For date validation, you can use the try_cast function within a constraint:

ALTER TABLE events 
ADD CONSTRAINT valid_event_date CHECK (try_cast(event_date_str AS DATE) IS NOT NULL);

This approach rejects records where event_date_str doesn't contain a valid date format.

Important

Before adding a constraint to an existing table, Azure Databricks verifies that all existing rows satisfy the constraint. Plan for this validation step, especially on large tables.

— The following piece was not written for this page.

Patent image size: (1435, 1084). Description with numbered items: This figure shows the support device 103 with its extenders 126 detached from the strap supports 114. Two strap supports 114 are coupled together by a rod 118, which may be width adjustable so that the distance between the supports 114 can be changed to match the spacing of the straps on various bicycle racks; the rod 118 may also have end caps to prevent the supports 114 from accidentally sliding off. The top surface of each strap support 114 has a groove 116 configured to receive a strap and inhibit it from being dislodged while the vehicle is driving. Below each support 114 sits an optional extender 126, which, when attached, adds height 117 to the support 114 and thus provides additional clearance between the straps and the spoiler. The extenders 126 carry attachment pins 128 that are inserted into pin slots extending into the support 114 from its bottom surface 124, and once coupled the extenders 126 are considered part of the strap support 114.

Handle type mismatches in pipelines

When processing data from external sources, type mismatches are common. Implement a pattern that separates valid from invalid records, allowing you to process good data while quarantining problematic records for review:

-- Insert valid records into the target table
INSERT INTO silver_transactions
SELECT 
    transaction_id,
    cast(amount AS DECIMAL(10,2)) AS amount,
    cast(transaction_date AS DATE) AS transaction_date
FROM bronze_transactions
WHERE try_cast(amount AS DECIMAL(10,2)) IS NOT NULL
  AND try_cast(transaction_date AS DATE) IS NOT NULL;

-- Capture invalid records for investigation
INSERT INTO quarantine_transactions
SELECT 
    transaction_id,
    amount AS raw_amount,
    transaction_date AS raw_date,
    current_timestamp() AS quarantined_at,
    'Type validation failed' AS reason
FROM bronze_transactions
WHERE try_cast(amount AS DECIMAL(10,2)) IS NULL
   OR try_cast(transaction_date AS DATE) IS NULL;

This pattern ensures your pipeline continues processing valid data while preserving invalid records for later analysis.

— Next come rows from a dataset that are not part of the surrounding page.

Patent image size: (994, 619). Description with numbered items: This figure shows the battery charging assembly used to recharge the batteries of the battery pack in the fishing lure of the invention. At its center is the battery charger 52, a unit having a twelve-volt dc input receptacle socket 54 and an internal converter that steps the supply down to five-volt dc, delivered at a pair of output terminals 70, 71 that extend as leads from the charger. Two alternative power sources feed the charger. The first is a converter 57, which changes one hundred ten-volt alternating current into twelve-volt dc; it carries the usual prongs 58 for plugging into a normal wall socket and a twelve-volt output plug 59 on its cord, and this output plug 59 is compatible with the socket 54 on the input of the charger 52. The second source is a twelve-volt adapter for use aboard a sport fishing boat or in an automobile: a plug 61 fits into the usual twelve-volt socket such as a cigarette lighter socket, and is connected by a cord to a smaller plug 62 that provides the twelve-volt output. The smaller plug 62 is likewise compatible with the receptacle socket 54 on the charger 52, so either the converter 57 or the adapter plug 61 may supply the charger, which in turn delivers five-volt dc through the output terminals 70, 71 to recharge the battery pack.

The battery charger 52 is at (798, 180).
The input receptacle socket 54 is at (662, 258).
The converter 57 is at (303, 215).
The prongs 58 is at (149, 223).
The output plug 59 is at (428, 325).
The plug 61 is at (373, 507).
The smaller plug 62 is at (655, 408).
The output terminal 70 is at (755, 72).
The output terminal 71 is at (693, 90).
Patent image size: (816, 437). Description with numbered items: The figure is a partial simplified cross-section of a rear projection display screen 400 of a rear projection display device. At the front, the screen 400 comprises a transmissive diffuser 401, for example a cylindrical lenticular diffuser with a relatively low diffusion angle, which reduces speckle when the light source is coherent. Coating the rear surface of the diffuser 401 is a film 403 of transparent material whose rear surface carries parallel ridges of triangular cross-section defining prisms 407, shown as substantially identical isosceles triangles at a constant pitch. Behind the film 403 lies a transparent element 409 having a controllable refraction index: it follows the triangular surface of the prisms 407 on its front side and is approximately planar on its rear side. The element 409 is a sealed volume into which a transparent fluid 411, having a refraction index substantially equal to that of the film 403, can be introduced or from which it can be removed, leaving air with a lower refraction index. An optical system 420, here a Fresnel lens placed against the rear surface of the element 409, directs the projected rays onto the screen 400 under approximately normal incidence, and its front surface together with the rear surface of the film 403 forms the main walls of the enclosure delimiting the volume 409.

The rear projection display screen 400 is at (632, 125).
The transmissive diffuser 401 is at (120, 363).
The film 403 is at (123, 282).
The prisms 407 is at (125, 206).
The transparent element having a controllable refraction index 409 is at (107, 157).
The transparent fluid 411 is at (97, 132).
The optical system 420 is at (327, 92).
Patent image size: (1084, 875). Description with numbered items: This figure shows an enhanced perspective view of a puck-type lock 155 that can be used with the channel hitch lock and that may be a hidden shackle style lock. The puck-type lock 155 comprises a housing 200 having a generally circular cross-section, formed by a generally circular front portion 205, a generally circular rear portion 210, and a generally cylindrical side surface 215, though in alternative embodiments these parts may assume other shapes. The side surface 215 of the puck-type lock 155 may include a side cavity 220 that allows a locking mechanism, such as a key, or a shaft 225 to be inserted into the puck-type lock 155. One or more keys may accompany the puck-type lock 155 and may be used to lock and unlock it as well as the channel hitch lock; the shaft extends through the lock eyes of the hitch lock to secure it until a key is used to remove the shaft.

Use pipeline expectations for type checking

Lakeflow Spark Declarative Pipelines provides expectations that allow you to define data quality rules directly in your pipeline definitions. You can use expectations to check that values can be cast to expected types:

from pyspark import pipelines as dp

@dp.table
@dp.expect_or_drop("valid_amount", "try_cast(amount AS DECIMAL(10,2)) IS NOT NULL")
@dp.expect_or_drop("valid_date", "try_cast(event_date AS DATE) IS NOT NULL")
def validated_transactions():
    return spark.readStream.table("raw_transactions")

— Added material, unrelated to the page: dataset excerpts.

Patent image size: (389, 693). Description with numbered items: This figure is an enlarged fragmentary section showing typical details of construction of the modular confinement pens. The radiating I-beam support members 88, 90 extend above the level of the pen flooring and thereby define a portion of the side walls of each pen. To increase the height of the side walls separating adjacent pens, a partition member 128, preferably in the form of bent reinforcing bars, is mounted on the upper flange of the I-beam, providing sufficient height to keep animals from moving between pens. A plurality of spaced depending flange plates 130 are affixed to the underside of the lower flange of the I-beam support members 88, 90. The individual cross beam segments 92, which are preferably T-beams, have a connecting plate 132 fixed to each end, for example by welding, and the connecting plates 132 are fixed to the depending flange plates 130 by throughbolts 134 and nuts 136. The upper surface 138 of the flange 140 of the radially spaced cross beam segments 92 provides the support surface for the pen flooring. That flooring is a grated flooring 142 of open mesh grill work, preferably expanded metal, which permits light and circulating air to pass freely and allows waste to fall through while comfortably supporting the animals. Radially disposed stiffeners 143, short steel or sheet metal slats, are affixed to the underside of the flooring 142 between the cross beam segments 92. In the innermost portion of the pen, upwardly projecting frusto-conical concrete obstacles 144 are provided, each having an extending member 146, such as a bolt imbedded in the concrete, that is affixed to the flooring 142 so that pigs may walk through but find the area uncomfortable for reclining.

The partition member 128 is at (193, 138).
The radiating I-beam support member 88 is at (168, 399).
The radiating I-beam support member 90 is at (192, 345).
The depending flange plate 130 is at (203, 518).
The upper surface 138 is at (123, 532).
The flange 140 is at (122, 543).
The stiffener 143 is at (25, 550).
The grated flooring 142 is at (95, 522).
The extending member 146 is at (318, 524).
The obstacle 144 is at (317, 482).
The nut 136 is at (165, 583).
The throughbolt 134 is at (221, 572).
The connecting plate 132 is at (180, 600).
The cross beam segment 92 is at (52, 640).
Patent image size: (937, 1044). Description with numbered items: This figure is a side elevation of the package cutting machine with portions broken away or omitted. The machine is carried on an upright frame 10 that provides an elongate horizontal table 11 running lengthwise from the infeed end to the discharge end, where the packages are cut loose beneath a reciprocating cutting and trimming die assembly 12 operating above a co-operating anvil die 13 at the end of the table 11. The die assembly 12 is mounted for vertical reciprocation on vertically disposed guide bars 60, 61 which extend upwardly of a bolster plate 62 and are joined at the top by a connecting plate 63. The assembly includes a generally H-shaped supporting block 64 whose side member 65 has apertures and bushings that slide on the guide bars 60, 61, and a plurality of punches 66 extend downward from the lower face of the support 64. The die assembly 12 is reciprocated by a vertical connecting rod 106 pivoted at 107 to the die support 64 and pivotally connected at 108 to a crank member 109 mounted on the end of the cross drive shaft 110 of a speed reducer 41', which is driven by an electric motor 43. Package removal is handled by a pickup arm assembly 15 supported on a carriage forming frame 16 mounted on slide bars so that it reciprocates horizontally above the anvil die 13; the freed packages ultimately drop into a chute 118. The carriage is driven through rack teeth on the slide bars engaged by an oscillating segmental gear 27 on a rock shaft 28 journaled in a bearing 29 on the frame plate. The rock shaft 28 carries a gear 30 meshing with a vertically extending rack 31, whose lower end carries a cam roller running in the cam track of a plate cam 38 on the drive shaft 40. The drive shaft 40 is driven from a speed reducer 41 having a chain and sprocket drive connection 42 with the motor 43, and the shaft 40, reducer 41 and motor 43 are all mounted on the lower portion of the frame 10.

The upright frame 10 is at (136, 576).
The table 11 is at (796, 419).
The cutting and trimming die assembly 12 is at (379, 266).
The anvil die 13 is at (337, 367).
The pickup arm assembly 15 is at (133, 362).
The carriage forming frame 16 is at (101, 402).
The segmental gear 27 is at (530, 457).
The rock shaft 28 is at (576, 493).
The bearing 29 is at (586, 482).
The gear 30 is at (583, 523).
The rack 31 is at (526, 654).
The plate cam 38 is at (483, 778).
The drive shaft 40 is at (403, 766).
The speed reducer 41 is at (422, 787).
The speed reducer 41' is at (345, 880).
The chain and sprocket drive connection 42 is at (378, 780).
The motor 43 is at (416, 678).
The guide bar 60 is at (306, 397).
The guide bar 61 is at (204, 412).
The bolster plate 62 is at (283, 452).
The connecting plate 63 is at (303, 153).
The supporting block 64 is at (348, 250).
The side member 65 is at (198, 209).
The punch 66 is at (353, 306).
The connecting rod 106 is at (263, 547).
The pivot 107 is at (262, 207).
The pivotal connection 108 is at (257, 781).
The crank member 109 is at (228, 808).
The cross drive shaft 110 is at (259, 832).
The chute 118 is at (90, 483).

With expect_or_drop, records that fail the type check are dropped before reaching the target table. Use expect to log violations without dropping records, or expect_or_fail to stop the pipeline when violations occur.

For SQL-based pipelines:

CREATE OR REFRESH STREAMING TABLE validated_transactions (
    CONSTRAINT valid_amount EXPECT (try_cast(amount AS DECIMAL(10,2)) IS NOT NULL) ON VIOLATION DROP ROW,
    CONSTRAINT valid_date EXPECT (try_cast(event_date AS DATE) IS NOT NULL) ON VIOLATION DROP ROW
)
AS SELECT * FROM STREAM(raw_transactions);

Pipeline expectations integrate data type validation directly into your ETL logic, providing visibility into data quality metrics through the pipeline UI.

Implementing data type checks at multiple levels—schema enforcement, explicit casting, constraints, and pipeline expectations—creates defense in depth. Each layer catches issues that might slip past others, resulting in higher data quality in your Unity Catalog tables.